Nearly two months into the school year, students at Red Bank Middle School are still learning their way around the open, airy high school building that opened in August.
When a visitor asked for the office, a sixth grader declined to offer directions, explaining that every time she looked for the office she took the wrong hall.
Beautiful blues, one of the school colors, are complimented by pastels along the wide open halls that house more than 300 students. The 166,340 square-foot two-story building is built for 765 students and cost $29.6 million to build.
Open stairways and a first floor plan open to the two-story ceiling along the spine of the building creates a light, uplifting environment. Maybe not words that a couple of sixth grade boys would use but they both agreed their new school is much cooler than the older schools where they completed fifth grade.
Students may not be able to verbalize the impact of their new classrooms and adults may not want to say that a building can impact learning.

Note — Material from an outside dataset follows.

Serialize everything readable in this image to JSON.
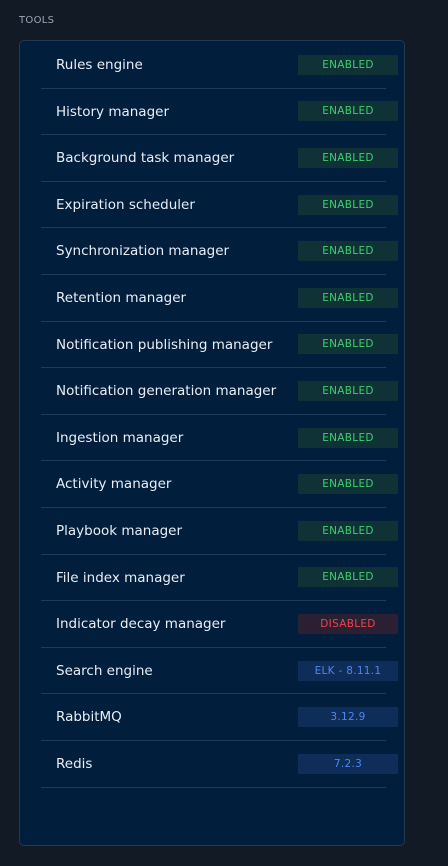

But a recently released study from the University of Salford in Britain talks about the effect of a positive environment:
". . . yet to be understood or even much considered is the role, if any, that the school building itself plays in student success. A new study out of Britain suggests that the classroom environment — defined as classroom orientation, natural light and noise, temperature and air quality, color usage, organization flexibility of space and storage facilities — can affect a child’s academic growth by as much as 25 percent in a year," according to a report posted in http://blogs.ajc.com/get-schooled-blog/2013/01/16/does-the-school-building-itself-play-a-role-in-student-achievement/
Along with Ooltewah Elementary, which also opened this year, the new middle school is one of eight new buildings the Hamilton County Department of Education has added over the last 10 years, according to Gary Waters, schools assistant superintendent.
As the district replaces old buildings and adds new ones, administrators look for ways to create better learning environments and more environmentally efficient buildings, Waters said.
The newest schools are equipped with geothermal heating and cooling, exterior LED lighting and one to one wireless access throughout the buildings.
The district has 78 schools serving around 8,000 students.